Photo of Edward Burke from Kate Gardiner / Wikimedia Commons.

A longtime Chicago alderman has been charged with attempted extortion for allegedly soliciting business for his law firm from a fast-food company seeking a remodeling permit.

Alderman Edward Burke was charged Wednesday in a federal criminal complaint unsealed Thursday, reported the Chicago Tribune and the Chicago Sun-Times. Burke was seeking business for his law firm Klafter & Burke, which handles property tax appeals, the complaint said.

FBI agents raided Burke’s city hall and ward offices Nov. 29, the same day that Burke’s wife, Anne Burke, was sworn in to a second 10-year term as an Illinois Supreme Court justice. Anne Burke kept her judicial seat in a retention vote in November.

The restaurant company was identified only as “Company A” in the complaint. The Sun-Times, however, said the company was Burger King.

The complaint cites evidence from recorded phone calls and emails.
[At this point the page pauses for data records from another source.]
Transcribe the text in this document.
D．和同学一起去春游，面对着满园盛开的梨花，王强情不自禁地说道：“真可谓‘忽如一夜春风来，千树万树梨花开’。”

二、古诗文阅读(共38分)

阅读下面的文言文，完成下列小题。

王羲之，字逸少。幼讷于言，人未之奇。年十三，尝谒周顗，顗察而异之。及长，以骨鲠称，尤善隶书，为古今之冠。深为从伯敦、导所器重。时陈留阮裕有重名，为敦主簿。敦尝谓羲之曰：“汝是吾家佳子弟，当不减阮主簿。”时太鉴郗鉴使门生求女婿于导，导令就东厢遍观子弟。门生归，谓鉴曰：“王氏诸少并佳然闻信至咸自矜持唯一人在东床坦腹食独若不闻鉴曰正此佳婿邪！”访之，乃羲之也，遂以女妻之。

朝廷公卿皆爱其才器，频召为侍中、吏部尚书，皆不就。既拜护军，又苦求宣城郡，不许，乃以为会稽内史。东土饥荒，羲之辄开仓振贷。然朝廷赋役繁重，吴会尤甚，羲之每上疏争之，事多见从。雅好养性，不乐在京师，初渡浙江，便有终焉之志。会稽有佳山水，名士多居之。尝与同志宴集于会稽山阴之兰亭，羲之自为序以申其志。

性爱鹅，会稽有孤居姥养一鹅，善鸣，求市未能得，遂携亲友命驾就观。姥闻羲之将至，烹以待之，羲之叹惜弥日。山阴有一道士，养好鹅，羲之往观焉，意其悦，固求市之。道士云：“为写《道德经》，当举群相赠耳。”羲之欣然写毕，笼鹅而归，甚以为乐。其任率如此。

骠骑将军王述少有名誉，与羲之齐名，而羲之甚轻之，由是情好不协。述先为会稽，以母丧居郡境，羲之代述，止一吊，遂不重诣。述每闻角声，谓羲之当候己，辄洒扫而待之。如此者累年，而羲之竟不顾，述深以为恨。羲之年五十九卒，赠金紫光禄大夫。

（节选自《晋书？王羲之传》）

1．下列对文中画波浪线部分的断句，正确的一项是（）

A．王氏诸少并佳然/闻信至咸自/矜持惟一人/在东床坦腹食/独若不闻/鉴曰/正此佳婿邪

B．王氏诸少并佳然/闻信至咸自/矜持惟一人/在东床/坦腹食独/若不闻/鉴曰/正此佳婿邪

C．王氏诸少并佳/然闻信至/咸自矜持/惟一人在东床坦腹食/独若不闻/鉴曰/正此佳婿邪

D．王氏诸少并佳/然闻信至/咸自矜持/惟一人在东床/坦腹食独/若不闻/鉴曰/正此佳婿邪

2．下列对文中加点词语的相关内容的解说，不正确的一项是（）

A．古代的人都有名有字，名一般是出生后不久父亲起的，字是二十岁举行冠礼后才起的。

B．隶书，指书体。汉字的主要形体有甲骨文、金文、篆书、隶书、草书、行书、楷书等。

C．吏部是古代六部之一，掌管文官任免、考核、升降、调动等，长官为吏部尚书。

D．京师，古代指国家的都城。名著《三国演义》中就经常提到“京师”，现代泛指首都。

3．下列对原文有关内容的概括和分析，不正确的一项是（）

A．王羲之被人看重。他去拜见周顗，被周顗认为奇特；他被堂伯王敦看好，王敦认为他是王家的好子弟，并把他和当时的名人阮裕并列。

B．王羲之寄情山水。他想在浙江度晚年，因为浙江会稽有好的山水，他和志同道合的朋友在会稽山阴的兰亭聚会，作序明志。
The charge against Burke stems from the Burger King’s quest for a remodeling permit in 2017 for a restaurant in Burke’s ward. Burke is accused of causing a work stoppage for more than two months during the remodeling after complaining that he had never signed off on a driveway permit.

Burke had solicited business for his law firm from the restaurant company during a meeting at a country club before the project began, then decided to play “hard ball” when the company did not deliver the business, the complaint said.

In a later meeting after the work stoppage, Burke again solicited business for his law firm and sought a campaign donation for another local politician, the complaint said. The company received a driveway permit after pledging to deliver work to Burke’s firm, though it didn’t follow through on that promise.

The company also made a $10,000 donation to the politician’s campaign committee, but the amount was later reduced to the campaign limit of $5,600.